Der Hang Seng China Enterprise Index erholte sich so­gar um 9,0 Prozent. Dass der Kursaufschwung aber nicht alle chinesischen Aktien erfasste, zeigt der Shang­hai-A-Index, der im zweiten Quartal weiter zurückfiel und 2,4 Prozent einbüßte. Gemessen an den betriebs­wirtschaftlichen Daten gelten viele chinesische Aktien als preiswert. Grund dafür ist allerdings eine Zurückhal­tung der Investoren wegen der politischen Rahmen­bedingungen. Angesichts des aggressiven Auftretens der Volksrepublik gegenüber Nachbarländern verhäng­ten die USA Sanktionen im Bereich Hochtechnologie. Zudem drohen China wegen seiner Exportpolitik immer wieder Schutzzölle. Diese Risiken hatten bereits zu Um­schichtungen von Investoren nach Indien geführt. Der dortige Aktienmarkt hatte nach den hohen Kursgewin­nen 2023 und vor den Wahlen zunächst eine abwarten­de Haltung eingenommen. Das Wahlergebnis, dass Premier Modi und seine Hindu-Nationalisten zu einer Koalition zwingt, wurde dann aber positiv aufgenom­men. Der Sensex Leitindex der Börse Bombay kletterte auf neue Rekordhöhen und beendete das Quartal mit einem Plus von 7,3 Prozent.
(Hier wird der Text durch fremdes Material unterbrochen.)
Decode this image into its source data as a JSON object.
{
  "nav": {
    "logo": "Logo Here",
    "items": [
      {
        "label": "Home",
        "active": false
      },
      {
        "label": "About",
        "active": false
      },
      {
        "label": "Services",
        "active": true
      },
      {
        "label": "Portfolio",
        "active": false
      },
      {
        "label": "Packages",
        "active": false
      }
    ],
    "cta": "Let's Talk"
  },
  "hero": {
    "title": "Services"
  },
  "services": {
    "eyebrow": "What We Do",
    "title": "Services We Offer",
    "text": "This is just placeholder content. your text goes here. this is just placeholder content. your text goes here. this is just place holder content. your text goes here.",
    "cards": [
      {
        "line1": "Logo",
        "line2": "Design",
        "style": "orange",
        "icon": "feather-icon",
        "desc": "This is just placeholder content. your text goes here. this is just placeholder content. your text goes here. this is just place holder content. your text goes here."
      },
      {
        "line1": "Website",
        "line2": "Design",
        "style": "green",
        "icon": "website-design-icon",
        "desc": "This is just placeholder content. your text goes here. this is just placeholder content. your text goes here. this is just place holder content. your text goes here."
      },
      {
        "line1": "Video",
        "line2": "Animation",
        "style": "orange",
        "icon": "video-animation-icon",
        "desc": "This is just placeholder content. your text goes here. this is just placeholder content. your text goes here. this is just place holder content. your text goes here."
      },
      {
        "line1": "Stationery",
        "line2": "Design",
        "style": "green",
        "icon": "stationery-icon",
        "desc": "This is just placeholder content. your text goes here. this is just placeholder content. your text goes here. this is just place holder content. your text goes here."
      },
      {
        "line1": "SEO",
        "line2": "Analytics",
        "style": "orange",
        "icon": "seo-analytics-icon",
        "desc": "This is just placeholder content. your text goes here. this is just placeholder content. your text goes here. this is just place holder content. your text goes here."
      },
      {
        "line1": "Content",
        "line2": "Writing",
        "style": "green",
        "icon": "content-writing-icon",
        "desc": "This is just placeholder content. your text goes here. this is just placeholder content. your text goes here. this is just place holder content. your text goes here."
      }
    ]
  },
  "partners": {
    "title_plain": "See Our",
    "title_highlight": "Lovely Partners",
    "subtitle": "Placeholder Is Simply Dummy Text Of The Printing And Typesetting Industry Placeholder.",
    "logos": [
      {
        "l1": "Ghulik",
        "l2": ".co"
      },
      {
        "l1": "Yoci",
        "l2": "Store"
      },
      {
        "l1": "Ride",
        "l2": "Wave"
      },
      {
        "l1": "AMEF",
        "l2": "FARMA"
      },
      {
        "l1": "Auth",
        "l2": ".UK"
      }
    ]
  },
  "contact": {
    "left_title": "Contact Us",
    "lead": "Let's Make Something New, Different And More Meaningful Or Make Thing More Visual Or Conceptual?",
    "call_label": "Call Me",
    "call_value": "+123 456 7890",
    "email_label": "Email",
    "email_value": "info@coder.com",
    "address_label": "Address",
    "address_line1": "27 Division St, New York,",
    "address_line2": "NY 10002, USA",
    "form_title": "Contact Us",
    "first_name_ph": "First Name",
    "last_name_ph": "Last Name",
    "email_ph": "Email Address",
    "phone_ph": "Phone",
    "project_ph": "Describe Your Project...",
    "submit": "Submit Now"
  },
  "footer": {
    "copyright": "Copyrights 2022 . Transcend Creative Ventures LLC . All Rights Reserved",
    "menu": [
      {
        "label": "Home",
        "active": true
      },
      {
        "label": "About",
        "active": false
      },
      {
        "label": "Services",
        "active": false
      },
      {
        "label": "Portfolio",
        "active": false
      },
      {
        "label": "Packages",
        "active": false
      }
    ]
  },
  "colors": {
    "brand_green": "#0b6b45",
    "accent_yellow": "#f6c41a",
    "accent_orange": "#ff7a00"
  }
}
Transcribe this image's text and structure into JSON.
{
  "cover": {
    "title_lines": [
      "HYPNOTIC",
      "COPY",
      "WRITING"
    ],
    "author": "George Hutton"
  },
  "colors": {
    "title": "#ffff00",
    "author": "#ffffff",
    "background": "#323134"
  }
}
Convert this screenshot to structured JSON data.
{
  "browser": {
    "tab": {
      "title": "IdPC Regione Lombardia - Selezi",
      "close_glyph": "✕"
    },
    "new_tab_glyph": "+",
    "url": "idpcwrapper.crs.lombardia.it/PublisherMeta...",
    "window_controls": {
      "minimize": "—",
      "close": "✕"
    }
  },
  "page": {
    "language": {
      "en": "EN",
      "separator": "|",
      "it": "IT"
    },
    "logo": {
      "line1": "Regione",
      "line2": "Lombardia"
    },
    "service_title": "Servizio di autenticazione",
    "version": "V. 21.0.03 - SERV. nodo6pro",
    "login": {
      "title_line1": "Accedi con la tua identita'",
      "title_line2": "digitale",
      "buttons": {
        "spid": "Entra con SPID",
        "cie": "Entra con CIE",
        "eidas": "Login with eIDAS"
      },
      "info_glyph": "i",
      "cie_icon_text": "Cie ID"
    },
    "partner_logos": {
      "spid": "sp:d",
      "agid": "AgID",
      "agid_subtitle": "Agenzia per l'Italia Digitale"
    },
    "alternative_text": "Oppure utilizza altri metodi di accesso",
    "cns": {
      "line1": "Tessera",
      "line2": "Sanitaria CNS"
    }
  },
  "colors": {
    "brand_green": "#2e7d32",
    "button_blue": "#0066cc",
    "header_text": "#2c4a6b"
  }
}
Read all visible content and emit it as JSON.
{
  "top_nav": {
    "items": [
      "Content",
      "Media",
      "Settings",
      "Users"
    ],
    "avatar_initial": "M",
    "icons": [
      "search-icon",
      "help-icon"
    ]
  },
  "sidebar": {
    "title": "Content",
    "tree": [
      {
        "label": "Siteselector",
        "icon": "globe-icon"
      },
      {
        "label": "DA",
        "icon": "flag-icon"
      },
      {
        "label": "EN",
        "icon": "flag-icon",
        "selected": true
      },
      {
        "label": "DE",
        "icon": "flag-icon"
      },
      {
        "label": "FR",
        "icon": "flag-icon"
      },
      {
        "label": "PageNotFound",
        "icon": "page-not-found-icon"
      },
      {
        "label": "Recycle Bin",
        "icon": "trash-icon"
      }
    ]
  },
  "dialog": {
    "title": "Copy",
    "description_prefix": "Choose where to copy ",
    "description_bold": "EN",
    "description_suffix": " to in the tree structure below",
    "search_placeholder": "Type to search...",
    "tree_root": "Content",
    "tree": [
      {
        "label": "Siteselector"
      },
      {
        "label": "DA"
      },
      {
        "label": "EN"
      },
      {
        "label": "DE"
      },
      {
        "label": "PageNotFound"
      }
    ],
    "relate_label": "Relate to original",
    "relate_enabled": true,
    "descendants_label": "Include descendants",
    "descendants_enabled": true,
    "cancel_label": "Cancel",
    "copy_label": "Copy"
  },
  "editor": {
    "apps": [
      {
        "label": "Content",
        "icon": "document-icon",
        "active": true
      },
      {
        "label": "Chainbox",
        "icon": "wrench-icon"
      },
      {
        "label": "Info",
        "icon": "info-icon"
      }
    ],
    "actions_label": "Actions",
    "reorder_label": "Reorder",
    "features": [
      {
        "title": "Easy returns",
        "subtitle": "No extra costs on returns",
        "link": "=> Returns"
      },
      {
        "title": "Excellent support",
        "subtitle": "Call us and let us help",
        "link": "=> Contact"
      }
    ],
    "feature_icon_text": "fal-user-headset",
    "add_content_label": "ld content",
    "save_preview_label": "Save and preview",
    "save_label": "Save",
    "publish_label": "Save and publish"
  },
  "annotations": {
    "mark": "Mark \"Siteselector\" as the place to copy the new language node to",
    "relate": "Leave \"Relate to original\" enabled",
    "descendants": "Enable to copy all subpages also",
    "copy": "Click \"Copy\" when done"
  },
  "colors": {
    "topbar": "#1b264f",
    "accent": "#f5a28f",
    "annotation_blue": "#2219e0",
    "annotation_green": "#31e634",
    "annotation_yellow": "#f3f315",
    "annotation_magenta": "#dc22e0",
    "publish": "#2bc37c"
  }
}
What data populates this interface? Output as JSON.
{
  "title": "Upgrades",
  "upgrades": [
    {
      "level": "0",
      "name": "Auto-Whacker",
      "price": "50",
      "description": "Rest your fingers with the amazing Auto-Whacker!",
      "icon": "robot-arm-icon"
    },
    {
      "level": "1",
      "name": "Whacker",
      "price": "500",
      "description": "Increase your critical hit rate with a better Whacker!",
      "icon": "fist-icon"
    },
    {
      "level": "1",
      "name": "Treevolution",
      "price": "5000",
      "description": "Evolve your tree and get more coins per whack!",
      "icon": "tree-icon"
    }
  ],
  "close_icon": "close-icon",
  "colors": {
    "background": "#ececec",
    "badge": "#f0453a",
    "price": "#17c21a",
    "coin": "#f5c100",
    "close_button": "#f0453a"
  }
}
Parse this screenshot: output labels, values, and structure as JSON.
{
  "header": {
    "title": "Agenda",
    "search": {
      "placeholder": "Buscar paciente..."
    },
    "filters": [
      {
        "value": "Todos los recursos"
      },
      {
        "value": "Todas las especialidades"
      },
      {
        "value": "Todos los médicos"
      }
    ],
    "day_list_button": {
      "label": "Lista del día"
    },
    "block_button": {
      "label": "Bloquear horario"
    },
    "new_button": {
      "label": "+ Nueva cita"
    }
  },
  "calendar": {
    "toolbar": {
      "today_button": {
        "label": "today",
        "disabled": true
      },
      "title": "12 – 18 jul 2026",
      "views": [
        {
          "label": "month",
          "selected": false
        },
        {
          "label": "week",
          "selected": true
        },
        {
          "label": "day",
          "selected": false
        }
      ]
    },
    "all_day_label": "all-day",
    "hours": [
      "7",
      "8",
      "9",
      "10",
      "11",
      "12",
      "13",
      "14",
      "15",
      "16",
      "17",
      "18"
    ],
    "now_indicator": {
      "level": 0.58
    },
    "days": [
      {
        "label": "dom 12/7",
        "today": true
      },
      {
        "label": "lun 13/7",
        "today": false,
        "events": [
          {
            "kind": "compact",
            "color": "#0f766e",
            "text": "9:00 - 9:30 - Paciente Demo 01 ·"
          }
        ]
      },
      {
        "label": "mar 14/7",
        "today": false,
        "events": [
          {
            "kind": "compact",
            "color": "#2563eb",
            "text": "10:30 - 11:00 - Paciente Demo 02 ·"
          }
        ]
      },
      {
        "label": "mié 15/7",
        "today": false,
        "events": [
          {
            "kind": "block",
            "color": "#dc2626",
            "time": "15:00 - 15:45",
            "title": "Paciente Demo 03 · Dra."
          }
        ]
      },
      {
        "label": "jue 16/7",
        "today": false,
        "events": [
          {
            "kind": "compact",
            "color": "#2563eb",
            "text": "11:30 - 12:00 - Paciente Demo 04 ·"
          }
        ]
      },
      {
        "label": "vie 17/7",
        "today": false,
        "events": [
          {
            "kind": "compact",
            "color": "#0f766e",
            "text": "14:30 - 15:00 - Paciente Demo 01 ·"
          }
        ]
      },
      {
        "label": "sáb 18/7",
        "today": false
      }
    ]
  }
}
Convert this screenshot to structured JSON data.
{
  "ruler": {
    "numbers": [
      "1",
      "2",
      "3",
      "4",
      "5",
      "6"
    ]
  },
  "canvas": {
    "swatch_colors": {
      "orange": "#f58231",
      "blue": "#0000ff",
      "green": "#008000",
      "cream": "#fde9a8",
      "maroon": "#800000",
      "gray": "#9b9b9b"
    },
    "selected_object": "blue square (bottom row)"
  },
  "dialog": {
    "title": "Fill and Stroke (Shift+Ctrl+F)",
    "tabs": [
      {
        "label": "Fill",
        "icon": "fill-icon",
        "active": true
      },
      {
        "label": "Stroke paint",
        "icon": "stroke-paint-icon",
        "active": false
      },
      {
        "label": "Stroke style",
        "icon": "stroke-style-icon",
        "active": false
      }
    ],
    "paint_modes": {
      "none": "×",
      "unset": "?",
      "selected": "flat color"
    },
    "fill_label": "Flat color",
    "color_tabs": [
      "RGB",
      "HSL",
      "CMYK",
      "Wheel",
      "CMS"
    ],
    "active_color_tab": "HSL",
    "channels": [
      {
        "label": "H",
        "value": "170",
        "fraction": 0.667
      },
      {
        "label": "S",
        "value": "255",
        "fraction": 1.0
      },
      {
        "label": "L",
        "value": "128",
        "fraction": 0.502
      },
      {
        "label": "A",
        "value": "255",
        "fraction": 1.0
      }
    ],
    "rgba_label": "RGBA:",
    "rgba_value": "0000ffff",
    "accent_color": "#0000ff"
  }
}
Noch besser schnitt der taiwanesische Aktienmarkt ab. Der Taiwan Weighted Index (TWI) stieg um 13,5 Pro­zent. Taiwan ist der wichtigste Produktionsstandort für Mikrochips weltweit und profitiert vom stark steigenden Chip-Bedarf durch Künstliche Intelligenz. Die Aktie des Indexschwergewichts Taiwan Semiconductor Manufac­turing stieg seit Jahresbeginn um über 70 Prozent. An den Aktienmärkten Lateinamerikas setzte sich nach den Kursgewinnen im Vorjahr die Konsolidierung fort. Der brasilianische Bovespa Index verlor im zweiten Quartal 3,0 Prozent und der mexikanische IPC Index 8,6 Pro­zent.

Nachdem die Aktienkurse der großen Goldminenbetrei­ber im ersten Quartal von Sorgen um hohe Kosten und Risiken belastet worden waren, profitierten sie in den darauffolgenden drei Monaten vom steigenden Gold­preis. Der FT Goldmines Branchenindex verzeichnete für den Berichtszeitraum einen Anstieg um 8,1 Prozent.